Al centro della polemica c’è Busto Arsizio, indicata esplicitamente come “città più brutta della Lombardia” e addirittura al sesto posto nella top ten nazionale delle città meno belle d’Italia, dietro Corigliano Calabro, Gela, Mestre, Taranto e Piombino. L’articolo di affarifinanza.it (riportato anche da prealpina.it) che ha stilato la graduatoria riprende tutti i capisaldi dello stereotipo: troppi capannoni, poco verde, un’urbanizzazione giudicata poco armoniosa. Ma la domanda resta sospesa: Busto è davvero così brutta come viene raccontata o si tratta dell’ennesima semplificazione buona per un titolo ad effetto?
A tenere vivo il cliché hanno contribuito negli anni anche i personaggi dello spettacolo. Il giornalista radiofonico Giuseppe Cruciani, ospite di un podcast, ha scherzato dicendo che “se dici che Busto è un cesso di posto, nessuno ti minaccia”, aggiungendo che la città sarebbe “oggettivamente” brutta. Un giudizio che non è piaciuto a tutti: l’avvocato bustocco Walter Picco Bellazzi ha sbottato contro chi viene in città, lavora grazie al pubblico locale e poi la definisce in modo sprezzante, chiedendo una reazione più ferma anche da parte dell’amministrazione.

Tra battute, film cult e una dichiarazione d’amore in musica
I precedenti, del resto, non mancano. Tre anni fa una battuta del comico palermitano Angelo Duro – che, presentando una data del suo tour, descrisse Busto Arsizio con toni decisamente coloriti – fece infuriare molti cittadini e spinse un assessore a invitarlo a “andare da qualche altra parte” la volta successiva. Ancora prima c’erano state la celebre frase di Paolo Villaggio nel film “Io no spik inglish”, con Busto dipinta come “agghiacciante”, e la parodia “Lo svarione degli anelli”, che paragonava la città a una terra di fantasia tutt’altro che lusinghiera.
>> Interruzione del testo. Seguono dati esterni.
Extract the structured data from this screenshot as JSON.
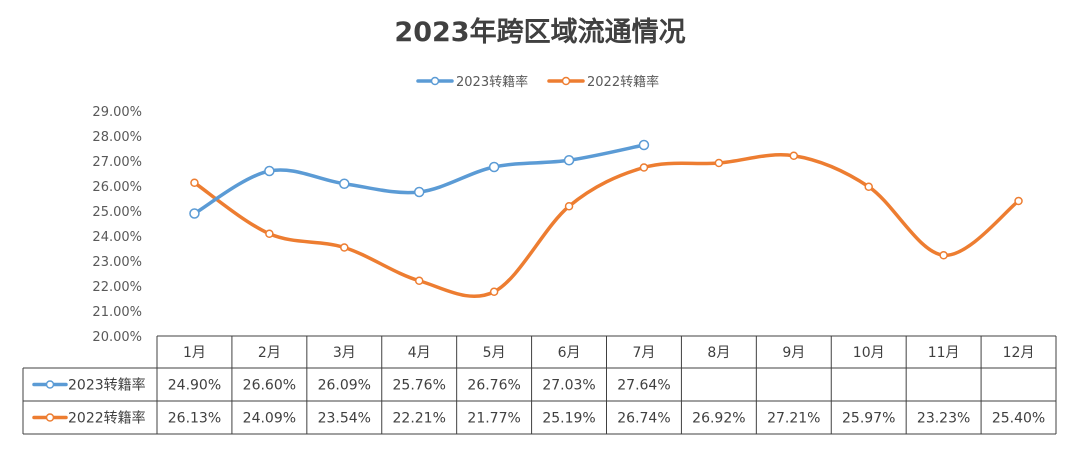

Eppure, accanto alle battute, esistono anche narrazioni opposte. In ambito artistico è nata persino una ballata firmata da Pierdavide Carone e Nando Timoteo, che si chiude con un verso inequivocabile: “Ti amo Busto Arsizio”. Un controcanto che racconta l’orgoglio bustocco, fatto di autoironia ma anche di voglia di difendere la propria città dalle etichette più sbrigative. Così, tra classifiche, gag e reazioni indignate, il primo posto come “più brutta della Lombardia” diventa il punto di partenza di un confronto più profondo: che cosa rende davvero vivibile – o invivibile – un luogo agli occhi di chi lo abita ogni giorno.